Comunque dietro a tutto questo ricorrere alle comunicazioni internet a fini propagandistici c’è anche un elemento operativo e cioè l’utilizzazione di internet per scambiare informazioni, dare comandi, impartire istruzioni. Ne ha fato recentemente menzione pubblica il capo dell’F.B.I., James Coley. Si utilizza così la tecnologia informatica non solo per la propaganda ma anche per lo scambio di messaggi criptati.

Oggi nel settore propaganda l’ISIS impiega circa un centinaio di persone, di cui la maggioranza sono stranieri proprio perché lo strumento è principalmente orientato verso il mondo esterno.


Raqia Hassan Mohammed
La coraggiosa Raqia Hassan Mohammed


Ma se da un lato l’ISIS riconosce all’informazione un valore centrale nella propagazione del suo credo, nei territori sotto il suo controllo non permette che giornalisti o informazioni contrarie ai propri interessi possano circolare. Per chi non condivide, c’è la morte.
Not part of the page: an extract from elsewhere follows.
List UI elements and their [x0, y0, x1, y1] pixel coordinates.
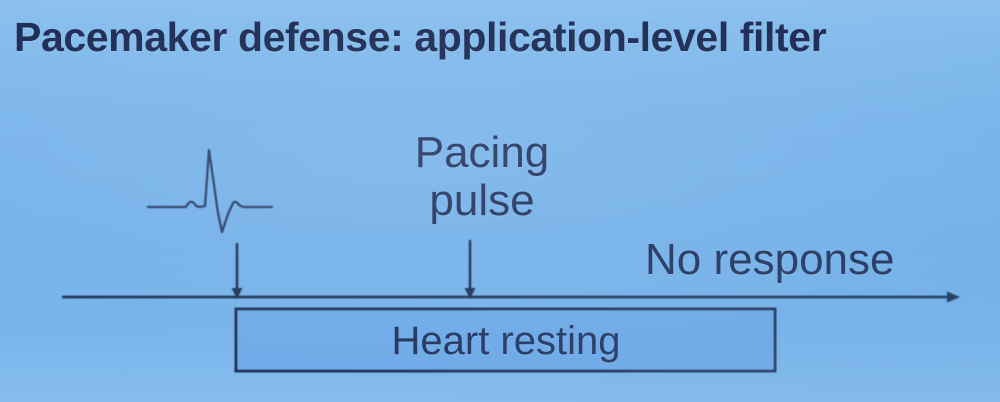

E’ stato il caso recente della trentenne curda Raqia Hassan Mohammed che intendeva svolgere una funzione indipendente di giornalismo a Raqqa (nel settembre scorso è stata eliminata in quanto accusata di essere una spia) e prima di lei Iman al Halabi (agosto 2013) perché considerata attivista politica.

Ed anche qui una ulteriore contraddizione: si sfrutta le libertà del mondo occidentale per diffondere un messaggio o una propaganda, mentre non si permette che altrettanto avvenga nel proprio Stato.